User Defined Action Level Concurrency Limits Within Confines of Global Namespace Limit
Currently, openwhisk has a single concurrency limit for managing auto scaling within a namespace. This limit for each namespace is managed rightly by system administrators to maintain a good balance between the namespaces of the system and the total system's resources.
However, this does not allow for the user to control how their applications scale within the namespace that they are operating. There is no fairness across functions within a namespace. The semantics of a namespace can vary heavily depending on how openwhisk is being used. A namespace could represent an organization for public cloud, a group within an organization, an application of functions, a logical grouping of applications (for example putting all of your interactions with slack in one namespace).
The problem is that a single function can runaway and end up using all of the namespace‘s resources.
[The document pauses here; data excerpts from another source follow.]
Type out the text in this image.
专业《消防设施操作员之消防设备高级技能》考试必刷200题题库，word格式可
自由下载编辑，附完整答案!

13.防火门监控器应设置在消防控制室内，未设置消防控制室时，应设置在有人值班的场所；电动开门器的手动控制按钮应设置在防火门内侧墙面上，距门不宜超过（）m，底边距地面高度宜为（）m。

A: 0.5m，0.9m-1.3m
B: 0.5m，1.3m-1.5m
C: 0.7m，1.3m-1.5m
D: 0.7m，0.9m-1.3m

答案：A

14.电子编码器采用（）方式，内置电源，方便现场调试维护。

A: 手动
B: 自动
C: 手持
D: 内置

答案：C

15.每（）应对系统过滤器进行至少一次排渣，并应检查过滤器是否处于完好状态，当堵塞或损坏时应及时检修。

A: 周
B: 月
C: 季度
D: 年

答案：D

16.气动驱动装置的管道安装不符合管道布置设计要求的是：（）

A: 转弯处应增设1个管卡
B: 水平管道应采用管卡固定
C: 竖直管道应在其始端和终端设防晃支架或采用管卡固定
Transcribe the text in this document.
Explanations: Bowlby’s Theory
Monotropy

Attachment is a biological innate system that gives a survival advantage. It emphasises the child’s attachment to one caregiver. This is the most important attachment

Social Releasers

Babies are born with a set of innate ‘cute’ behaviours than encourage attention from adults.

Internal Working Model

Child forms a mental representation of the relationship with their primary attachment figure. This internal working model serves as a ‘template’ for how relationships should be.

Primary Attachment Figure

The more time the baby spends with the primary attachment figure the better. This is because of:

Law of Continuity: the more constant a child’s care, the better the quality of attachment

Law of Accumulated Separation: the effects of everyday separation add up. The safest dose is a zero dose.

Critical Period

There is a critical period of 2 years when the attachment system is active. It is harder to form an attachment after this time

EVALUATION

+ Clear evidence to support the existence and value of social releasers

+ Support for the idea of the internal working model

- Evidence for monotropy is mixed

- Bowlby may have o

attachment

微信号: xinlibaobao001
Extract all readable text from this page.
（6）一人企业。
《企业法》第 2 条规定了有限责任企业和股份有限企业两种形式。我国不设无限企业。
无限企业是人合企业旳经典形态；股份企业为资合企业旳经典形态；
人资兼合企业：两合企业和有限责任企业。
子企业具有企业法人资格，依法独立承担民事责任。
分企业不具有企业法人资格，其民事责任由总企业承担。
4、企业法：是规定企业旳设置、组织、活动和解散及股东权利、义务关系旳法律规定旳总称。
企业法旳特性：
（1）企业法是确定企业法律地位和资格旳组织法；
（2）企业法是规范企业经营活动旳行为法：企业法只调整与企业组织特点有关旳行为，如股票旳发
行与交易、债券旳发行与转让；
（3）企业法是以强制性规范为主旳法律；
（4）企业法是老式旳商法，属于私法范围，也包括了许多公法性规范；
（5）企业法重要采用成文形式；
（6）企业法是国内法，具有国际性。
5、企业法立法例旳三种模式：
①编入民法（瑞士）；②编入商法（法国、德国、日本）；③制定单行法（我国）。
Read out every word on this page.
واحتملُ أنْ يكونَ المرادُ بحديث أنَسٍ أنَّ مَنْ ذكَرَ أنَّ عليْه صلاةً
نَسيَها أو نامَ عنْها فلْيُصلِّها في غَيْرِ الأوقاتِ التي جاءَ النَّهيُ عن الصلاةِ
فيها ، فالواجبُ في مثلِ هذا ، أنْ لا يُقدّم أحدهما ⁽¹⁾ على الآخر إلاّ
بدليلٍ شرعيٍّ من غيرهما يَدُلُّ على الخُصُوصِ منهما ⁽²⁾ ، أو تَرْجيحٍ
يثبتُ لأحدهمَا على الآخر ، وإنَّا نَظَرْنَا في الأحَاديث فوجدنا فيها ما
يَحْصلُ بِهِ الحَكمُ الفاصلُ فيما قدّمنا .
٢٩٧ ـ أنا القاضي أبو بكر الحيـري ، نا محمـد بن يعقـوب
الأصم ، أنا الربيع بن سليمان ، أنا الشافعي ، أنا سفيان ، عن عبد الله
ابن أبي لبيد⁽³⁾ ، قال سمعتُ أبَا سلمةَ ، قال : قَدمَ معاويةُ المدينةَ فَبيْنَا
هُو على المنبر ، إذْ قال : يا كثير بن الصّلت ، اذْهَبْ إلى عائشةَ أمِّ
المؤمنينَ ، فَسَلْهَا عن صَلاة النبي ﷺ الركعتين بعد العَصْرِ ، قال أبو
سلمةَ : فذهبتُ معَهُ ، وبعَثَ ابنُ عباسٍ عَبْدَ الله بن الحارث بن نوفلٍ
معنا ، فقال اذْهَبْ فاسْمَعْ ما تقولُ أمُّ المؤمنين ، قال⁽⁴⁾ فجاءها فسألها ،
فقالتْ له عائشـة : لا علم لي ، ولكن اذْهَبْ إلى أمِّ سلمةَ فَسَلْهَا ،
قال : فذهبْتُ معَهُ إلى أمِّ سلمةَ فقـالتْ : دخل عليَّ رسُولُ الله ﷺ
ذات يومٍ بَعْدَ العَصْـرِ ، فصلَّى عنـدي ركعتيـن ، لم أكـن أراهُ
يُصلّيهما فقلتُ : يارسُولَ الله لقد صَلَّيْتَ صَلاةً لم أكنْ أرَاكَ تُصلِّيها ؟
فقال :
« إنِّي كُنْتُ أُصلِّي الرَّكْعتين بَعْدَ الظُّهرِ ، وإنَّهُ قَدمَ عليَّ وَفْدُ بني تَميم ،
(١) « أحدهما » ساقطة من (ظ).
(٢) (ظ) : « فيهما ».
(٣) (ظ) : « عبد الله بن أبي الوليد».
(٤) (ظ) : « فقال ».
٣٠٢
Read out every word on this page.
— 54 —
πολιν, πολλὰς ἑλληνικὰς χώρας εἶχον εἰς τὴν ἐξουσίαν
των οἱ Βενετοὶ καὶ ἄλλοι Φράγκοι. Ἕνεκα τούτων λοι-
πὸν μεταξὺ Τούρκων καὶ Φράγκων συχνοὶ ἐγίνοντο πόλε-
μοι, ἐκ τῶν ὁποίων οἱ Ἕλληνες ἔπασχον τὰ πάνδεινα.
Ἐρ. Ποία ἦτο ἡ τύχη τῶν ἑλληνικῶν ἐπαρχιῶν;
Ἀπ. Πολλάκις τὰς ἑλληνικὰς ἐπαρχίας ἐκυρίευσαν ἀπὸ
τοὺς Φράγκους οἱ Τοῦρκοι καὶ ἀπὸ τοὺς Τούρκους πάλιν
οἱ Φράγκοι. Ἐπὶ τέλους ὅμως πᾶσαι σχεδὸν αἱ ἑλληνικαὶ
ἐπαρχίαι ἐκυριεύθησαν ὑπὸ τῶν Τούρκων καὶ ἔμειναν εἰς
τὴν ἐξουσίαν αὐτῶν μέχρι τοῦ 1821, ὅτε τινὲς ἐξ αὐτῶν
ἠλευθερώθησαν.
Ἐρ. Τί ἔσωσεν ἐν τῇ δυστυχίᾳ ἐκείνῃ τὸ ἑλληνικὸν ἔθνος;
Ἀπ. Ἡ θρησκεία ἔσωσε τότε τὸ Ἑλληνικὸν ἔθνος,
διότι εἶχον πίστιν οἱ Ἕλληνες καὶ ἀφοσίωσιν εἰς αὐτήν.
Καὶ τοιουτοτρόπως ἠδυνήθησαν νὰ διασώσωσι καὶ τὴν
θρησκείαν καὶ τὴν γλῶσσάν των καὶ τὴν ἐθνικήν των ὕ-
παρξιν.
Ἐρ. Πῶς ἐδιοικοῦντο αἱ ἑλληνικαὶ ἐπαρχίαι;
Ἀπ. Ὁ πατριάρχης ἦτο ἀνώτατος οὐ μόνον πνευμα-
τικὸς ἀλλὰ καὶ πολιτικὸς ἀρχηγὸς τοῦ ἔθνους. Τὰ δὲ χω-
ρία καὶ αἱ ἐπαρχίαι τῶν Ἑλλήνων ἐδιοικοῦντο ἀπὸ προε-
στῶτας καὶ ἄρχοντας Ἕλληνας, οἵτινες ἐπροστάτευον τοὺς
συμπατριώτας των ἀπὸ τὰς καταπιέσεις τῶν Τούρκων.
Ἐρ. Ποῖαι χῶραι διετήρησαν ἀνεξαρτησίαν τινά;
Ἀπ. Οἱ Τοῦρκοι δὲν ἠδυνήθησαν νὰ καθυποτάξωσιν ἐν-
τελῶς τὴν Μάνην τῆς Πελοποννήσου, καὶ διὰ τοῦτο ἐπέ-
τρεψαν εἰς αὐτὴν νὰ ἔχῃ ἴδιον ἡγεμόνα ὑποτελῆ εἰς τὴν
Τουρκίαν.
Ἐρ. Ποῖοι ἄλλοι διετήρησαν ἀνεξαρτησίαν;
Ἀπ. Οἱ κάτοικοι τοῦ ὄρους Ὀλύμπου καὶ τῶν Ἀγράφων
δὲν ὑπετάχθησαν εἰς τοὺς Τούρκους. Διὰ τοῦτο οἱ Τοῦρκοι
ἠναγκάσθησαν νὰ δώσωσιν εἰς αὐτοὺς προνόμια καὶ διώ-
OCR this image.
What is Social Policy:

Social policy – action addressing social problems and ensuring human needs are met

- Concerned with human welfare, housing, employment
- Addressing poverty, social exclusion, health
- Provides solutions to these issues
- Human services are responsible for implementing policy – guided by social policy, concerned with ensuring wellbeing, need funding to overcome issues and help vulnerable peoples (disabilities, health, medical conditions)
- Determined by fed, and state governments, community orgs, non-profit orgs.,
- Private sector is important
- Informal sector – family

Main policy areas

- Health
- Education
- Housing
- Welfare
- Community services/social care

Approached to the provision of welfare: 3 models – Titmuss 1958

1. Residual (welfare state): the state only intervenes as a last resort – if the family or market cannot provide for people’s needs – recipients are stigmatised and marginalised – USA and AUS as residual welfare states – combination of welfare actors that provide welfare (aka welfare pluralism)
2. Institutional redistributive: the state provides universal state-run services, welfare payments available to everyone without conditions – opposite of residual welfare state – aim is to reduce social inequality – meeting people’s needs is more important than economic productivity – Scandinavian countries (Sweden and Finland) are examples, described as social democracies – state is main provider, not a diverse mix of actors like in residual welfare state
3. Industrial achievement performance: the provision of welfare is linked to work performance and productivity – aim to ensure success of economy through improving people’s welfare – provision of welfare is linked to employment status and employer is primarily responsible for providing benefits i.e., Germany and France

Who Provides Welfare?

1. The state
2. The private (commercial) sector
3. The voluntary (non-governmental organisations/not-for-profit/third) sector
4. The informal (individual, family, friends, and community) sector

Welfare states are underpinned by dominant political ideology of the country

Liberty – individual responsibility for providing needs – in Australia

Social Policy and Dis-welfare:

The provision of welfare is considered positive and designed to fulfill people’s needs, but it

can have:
It shouldn’t be on the system administrators to provide this fairness as it‘s dependent on the application and what the user wants. They may want the existing behavior to allow any action to scale up to the total namespace’s resources, they may want to restrict one less prioritized function scale up to a smaller threshold so it can‘t eat the entire namespace’s resources but still allow other high priority functions access to the entire namespace's resources, or they may want to provide limits to all of their actions that add up to their namespace limit which will guarantee each action in their namespace can have up to their defined action concurrency limits similar to other FaaS providers concept of reserved concurrency for actions.
With the major revision to how Openwhisk processes activations with the new scheduler, such a feature becomes extremely easy to implement by just adding a single new limit that users can configure on their action document.
Add a optional maxContainerConcurrency
limit field to action documents in the limits section. This limit will be used in the scheduler when deciding if there is capacity for the action to scale up more containers. Previously, the scheduler was completely naive of functions across a namespace when provisioning more containers, but if this limit is defined the scheduler will only allow to provision containers up to the defined action limit (which must be less than or equal to the namespace limit).
A working PR of this POEM is already done in which implementation details can be reviewed but I will describe implementation considerations here. Once the POEM is approved, I will add any feedback from the POEM, tests, and documentation.
maxContainerConcurrency
on the action document is an optional field. If the field does not exist, the action limit used by the system is the namespace limit making this an optional feature.The feature is fully backwards compatible with existing action documents since the new limit is an optional field. If the limit is not defined on an action document, the existing behavior is used where the action can have up to the namespace concurrency limit so there is no change to behavior if the feature is not used. If using the old scheduler and the limit is defined on the action document, the limit just won't do anything until migrated to the new scheduler.